Es obvio, por demás, que más allá de simpatías o rechazos ideológicos, su liderazgo ha introducido un elemento que hoy define buena parte del escenario global: la incertidumbre como rasgo estructural de la economía, el comercio internacional y la forma en como hoy funciona el mundo políticamente.
El mundo había cambiado, pero ahora Trump lo puso patas arriba.
En el plano económico, la presidencia de Trump alteró supuestos que durante décadas habían guiado el comportamiento de los mercados.
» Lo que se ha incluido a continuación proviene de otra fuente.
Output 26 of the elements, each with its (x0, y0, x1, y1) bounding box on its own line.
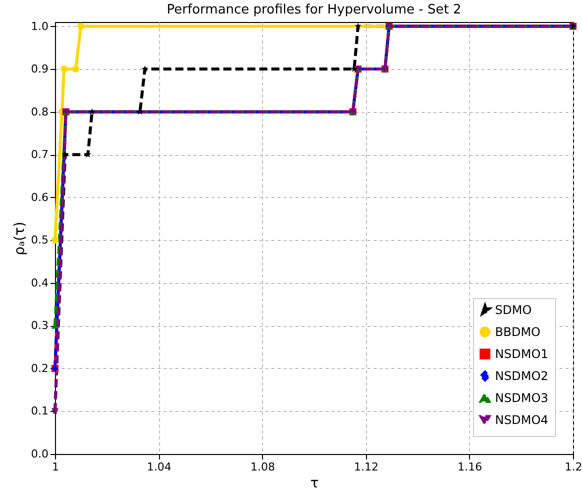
y-tick-label: 0.4 (31, 276, 48, 290)
y-tick-label: 0.3 (31, 319, 48, 332)
x-tick-label: 1.2 (564, 460, 582, 474)
legend-label: NSDMO3 (495, 391, 548, 405)
y-tick-label: 0.5 (31, 234, 48, 247)
legend-label: NSDMO2 (495, 369, 548, 383)
x-tick-label: 1.08 (250, 460, 275, 474)
y-tick-label: 0.0 (31, 448, 48, 460)
y-tick-label: 0.9 (31, 62, 48, 76)
y-tick-label: 0.8 (31, 105, 48, 118)
legend-label: BBDMO (495, 325, 541, 339)
x-tick-label: 1 (52, 460, 59, 474)
y-tick-label: 0.2 (31, 362, 48, 375)
legend-label: NSDMO1 (495, 347, 548, 361)
y-axis-title: ρₐ(τ) (12, 222, 28, 256)
x-tick-label: 1.12 (354, 460, 379, 474)
x-tick-label: 1.04 (146, 460, 172, 474)
legend-label: NSDMO4 (495, 413, 548, 427)
y-tick-label: 0.7 (31, 148, 48, 162)
y-tick-label: 0.6 (31, 190, 48, 204)
x-tick-label: 1.16 (458, 460, 482, 474)
x-axis-title: τ (310, 476, 319, 492)
y-tick-label: 0.1 (31, 404, 48, 418)
chart-title: Performance profiles for Hypervolume - Set 2 (166, 2, 462, 18)
legend-label: SDMO (495, 303, 532, 317)
y-tick-label: 1.0 (31, 20, 48, 33)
El cuestionamiento abierto al libre comercio, la imposición de aranceles como herramienta de presión política y la preferencia por acuerdos bilaterales en detrimento de marcos multilaterales ha generado un entorno menos predecible para la inversión y el comercio.
Si bien estas medidas buscaban fortalecer la posición negociadora de Estados Unidos, también incrementaron la volatilidad financiera y debilitaron la confianza en reglas que antes se consideraban relativamente estables. Ahora nadie sabe lo que ocurrirá después, excepto la incertidumbre como una especie de estilo de vida.
Así también, la geopolítica no ha sido ajena a este giro. El liderazgo estadounidense pasó de ejercer un rol de articulador del orden internacional a uno más transaccional, donde las alianzas se evaluaron bajo una lógica de costo-beneficio inmediato. Ahora, donde entendían que perdían hay que cambiar las reglas de juego, cueste lo que cueste. El caso de la Operación Maduro puede ser un claro ejemplo.
De igual manera, organismos multilaterales, tratados internacionales y compromisos históricos fueron sometidos a revisión constante: el caso de la USAID es la evidencia más palpable, lo mismo que la salida de los Estados Unidos del Acuerdo de Paris, provocando casi el colapso de la lucha contra el cambio climático. La diplomacia tradicional, basada en previsibilidad, consensos y construcción de confianza, cedió terreno frente a una diplomacia directa, confrontacional y, en muchos casos, impredecible.
Declaraciones públicas, decisiones unilaterales y cambios abruptos de postura se convirtieron en instrumentos habituales. La postura sobre quién debe ser dueño de Groenlandia, las advertencias a Colombia, Cuba, Nicaragua e Irán, y más recientemente la llegada de un buque de guerra a las costas de Haití, están enviando un mensaje que se puede leer como orden y caos, sin la certeza de apostar a uno u otro. Lo que sí queda claro es que el principal efecto transversal del liderazgo de Trump ha sido la normalización de la incertidumbre.